The idea of the stainless steel wool is the desire to have something as unreactive as reasonable. I have heard of using steel wool, but the fibers are so small that I would be worried about them ending up in the oil system. Also, with stainless steel pads, I think that I can check on them with the grommet removed.
1990 Grand Wag
R4B/Holley 4160
I might lament the amount of grease and oil on the underside, until I think about the lack of rust.
Yeah, I also don't like the idea of having small steel fibers in an area that could get back into the oil pan, and thus through everything else.

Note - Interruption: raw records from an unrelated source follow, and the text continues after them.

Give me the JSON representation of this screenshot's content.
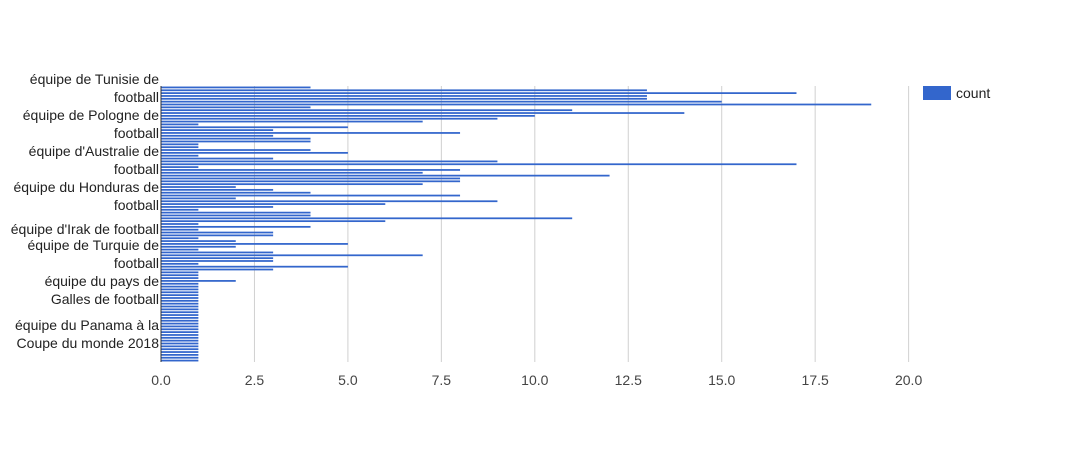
{
  "chart_data": {
    "type": "bar",
    "orientation": "horizontal",
    "title": "",
    "xlabel": "",
    "ylabel": "",
    "xlim": [
      0,
      21
    ],
    "x_ticks": [
      "0.0",
      "2.5",
      "5.0",
      "7.5",
      "10.0",
      "12.5",
      "15.0",
      "17.5",
      "20.0"
    ],
    "grid": true,
    "legend_position": "top-right",
    "series": [
      {
        "name": "count",
        "color": "#3366cc",
        "values": [
          4,
          13,
          17,
          13,
          13,
          15,
          19,
          4,
          11,
          14,
          10,
          9,
          7,
          1,
          5,
          3,
          8,
          3,
          4,
          4,
          1,
          1,
          4,
          5,
          1,
          3,
          9,
          17,
          1,
          8,
          7,
          12,
          8,
          8,
          7,
          2,
          3,
          4,
          8,
          2,
          9,
          6,
          3,
          1,
          4,
          4,
          11,
          6,
          1,
          4,
          1,
          3,
          3,
          1,
          2,
          5,
          2,
          1,
          3,
          7,
          3,
          3,
          1,
          5,
          3,
          1,
          1,
          1,
          2,
          1,
          1,
          1,
          1,
          1,
          1,
          1,
          1,
          1,
          1,
          1,
          1,
          1,
          1,
          1,
          1,
          1,
          1,
          1,
          1,
          1,
          1,
          1,
          1,
          1,
          1,
          1,
          1
        ]
      }
    ],
    "y_labels": [
      {
        "line1": "équipe de Tunisie de",
        "line2": "football"
      },
      {
        "line1": "équipe de Pologne de",
        "line2": "football"
      },
      {
        "line1": "équipe d'Australie de",
        "line2": "football"
      },
      {
        "line1": "équipe du Honduras de",
        "line2": "football"
      },
      {
        "line1": "équipe d'Irak de football",
        "line2": ""
      },
      {
        "line1": "équipe de Turquie de",
        "line2": "football"
      },
      {
        "line1": "équipe du pays de",
        "line2": "Galles de football"
      },
      {
        "line1": "équipe du Panama à la",
        "line2": "Coupe du monde 2018"
      }
    ]
  }
}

However, I don't think I would use perforated metal like shown. I think it would work a lot better than no baffle at all. But you only need enough openings to allow crank case pressure to equalize. The stock one just has three louvers. So i think a piece of sheet metal with a few hand made louvers would work well as louvers require any oil to change direction to make it out the PCV. They aren't too hard to make. Or if thats not an option, just fewer holes. As it is now, that many holes would allow the oil to go straight through.

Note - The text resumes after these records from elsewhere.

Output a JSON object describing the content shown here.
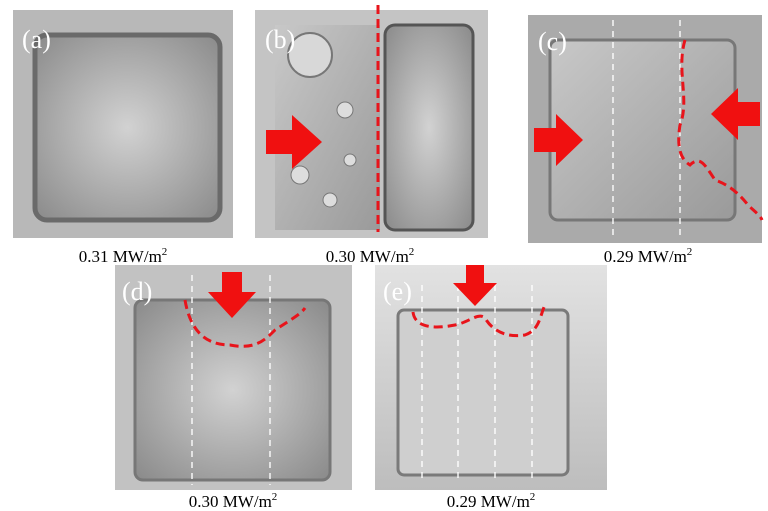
{
  "panels": [
    {
      "label": "(a)",
      "caption": "0.31 MW/m",
      "caption_sup": "2"
    },
    {
      "label": "(b)",
      "caption": "0.30 MW/m",
      "caption_sup": "2"
    },
    {
      "label": "(c)",
      "caption": "0.29 MW/m",
      "caption_sup": "2"
    },
    {
      "label": "(d)",
      "caption": "0.30 MW/m",
      "caption_sup": "2"
    },
    {
      "label": "(e)",
      "caption": "0.29 MW/m",
      "caption_sup": "2"
    }
  ]
}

Hmm, yeah. The original baffle seems more like a splash deflector than even the coarsest filter. If louvers are beyond your metal working capability, perhaps you could make something that's two layers of steel with spacers in between, and holes with no direct line-of-sight through the baffle.
Tim Reese
Maine beekeeper's truck: '77 J10 LWB, 258/T15/D20/3.54 bone stock, low options (delete radio), PS/PDB, hubcaps.